1975年8月の「日劇ウェスタン・カーニバル」で初めて舞台を共にしたキャンディーズとMMPは同年10月に当時の蔵前国技館で10000人規模のコンサートを、翌76年には全国62公演のコンサートツアーをおこないました。これは当時のアイドル・タレントとしては異例の本格的な、今でいう “ガチの” 音楽活動でした。1976年10月には1年前と同じく蔵前国技館でコンサートをおこなっていますが、その冒頭のメドレーをYoutubeで聴くことができます。恐らく客席で録音した音源に音楽番組などの映像をスクラップしたものですが、ティナ・ターナーのバージョンの「Proud Mary」で始まり、テンポも曲調も目まぐるしく変わるこのメドレーの内容とテンションは凄いです。(76年10月の国技館コンサートは、現在デジタルミュージック化もされているようです)

 


 1年以上のツアーを経験したライブアクトとしてのキャンディーズ&MMPの力量がよく分かる音源だと思います。BABYMETALもキャンディーズも、あくまでライブの現場を大切にするという制作サイドの考え方が一貫していますし、「3人の少女の音楽的才能が、確たる技術を持つバンドと経験を積んだことによって爆発的に開花した」というストーリーは、僕の中ではとても近いもののように思えました。

 

バンドとの活動の他にも、2つのグループで似ていると思えることは幾つかあります。例えば、カテゴライズの壁を打ち破るような挑戦的な楽曲を妥協せずに本気で作ったこと。主役である「少女たち」を周囲の大人たちが子供扱いせず、ちゃんとその個性をリスペクトして接したこと。それどころか、周囲の大人たちこそが彼女たちの一番のファンであったこと。或いは、意図したもの・そうでないものがあるにせよ、常に物語性というものが付きまとっていたこと。それがファンをも巻き込んだ大きな渦となって芸能史に残る伝説を築き上げていったこと。

 

デビュー当時には「2拍3連もとれなかった、音程を掴むのにあんなに苦労していたキャンディーズ」(樋口雄右氏/作曲家)が、800人の山野ホールでの初コンサートから4年後、5万人の観客に囲まれて、イヤモニは勿論モニタースピーカーすらろくに設置されていない後楽園球場のセンターステージで「微笑がえし」を完璧に歌いあげる姿は、目黒鹿鳴館でのライブから僅か4年後に東京ドームで「ド・キ・ド・キ☆モーニング」を歌うBABYMETALとどこか重なる部分があります。

 

他の要素に関しても書き始めればまだまだいくらでも書けてしまうのですが、長くなり過ぎてしまうのでこの辺で一旦終わりたいと思います。下記リンク先の日経の記事は田中好子さんが亡くなって一ヶ月ほどして書かれたものですが、キャンディーズの功績がとてもコンパクトにまとまり、BABYMETALとの共通点も見出しやすく面白いです。

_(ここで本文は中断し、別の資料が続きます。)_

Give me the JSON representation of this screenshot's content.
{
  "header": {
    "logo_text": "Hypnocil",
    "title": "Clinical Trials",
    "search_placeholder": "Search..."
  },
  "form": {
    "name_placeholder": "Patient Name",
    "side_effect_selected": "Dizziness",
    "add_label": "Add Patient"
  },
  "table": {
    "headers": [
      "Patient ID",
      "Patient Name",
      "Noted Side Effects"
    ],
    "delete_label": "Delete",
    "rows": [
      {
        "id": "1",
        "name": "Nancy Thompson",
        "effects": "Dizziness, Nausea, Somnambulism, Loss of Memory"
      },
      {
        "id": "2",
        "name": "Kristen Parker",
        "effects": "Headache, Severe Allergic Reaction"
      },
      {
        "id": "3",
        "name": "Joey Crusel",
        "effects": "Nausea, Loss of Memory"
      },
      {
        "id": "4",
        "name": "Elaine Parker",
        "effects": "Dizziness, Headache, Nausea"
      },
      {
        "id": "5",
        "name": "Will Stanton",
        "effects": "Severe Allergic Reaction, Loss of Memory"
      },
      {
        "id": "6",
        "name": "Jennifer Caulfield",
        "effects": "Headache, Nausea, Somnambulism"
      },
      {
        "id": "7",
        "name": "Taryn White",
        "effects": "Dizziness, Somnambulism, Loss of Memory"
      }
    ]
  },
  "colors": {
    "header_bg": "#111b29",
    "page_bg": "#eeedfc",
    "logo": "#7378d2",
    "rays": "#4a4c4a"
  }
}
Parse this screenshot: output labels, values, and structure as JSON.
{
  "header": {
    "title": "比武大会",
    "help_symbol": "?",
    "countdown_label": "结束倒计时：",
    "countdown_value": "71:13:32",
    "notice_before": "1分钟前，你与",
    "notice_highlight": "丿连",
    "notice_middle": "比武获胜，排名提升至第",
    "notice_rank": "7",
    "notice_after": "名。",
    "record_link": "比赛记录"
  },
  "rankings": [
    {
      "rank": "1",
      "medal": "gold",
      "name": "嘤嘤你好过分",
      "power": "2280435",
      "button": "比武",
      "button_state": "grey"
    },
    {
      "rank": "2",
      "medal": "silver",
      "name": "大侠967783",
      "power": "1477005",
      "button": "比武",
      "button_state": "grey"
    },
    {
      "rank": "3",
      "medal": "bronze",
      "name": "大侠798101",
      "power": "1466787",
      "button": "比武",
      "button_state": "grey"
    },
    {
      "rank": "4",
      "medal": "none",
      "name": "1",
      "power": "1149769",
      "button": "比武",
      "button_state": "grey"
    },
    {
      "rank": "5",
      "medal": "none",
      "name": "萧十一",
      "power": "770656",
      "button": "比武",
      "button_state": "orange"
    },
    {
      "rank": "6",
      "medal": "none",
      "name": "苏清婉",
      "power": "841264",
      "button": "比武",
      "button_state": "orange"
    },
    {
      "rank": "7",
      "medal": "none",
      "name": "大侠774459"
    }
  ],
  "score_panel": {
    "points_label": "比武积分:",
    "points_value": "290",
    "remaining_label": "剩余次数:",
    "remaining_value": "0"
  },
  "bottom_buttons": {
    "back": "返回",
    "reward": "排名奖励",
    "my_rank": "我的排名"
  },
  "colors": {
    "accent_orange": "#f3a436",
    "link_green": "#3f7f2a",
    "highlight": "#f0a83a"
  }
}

品田英雄さんのこの文章で僕が最も頷けたのは、キャンディーズが音楽の質を追求しそれを高い次元で具体化した結果、多くの人がアイドルというものに対する見方を変え、客層が変わったというところでした。そしてそれをBABYMETALに置き換えてみれば、ベビメタに魅了された結果、メイトとしてだけでなく今や父兄としての道も歩みだしている僕自身もまさに「変わった客層」の一部なのだと実感できるのです。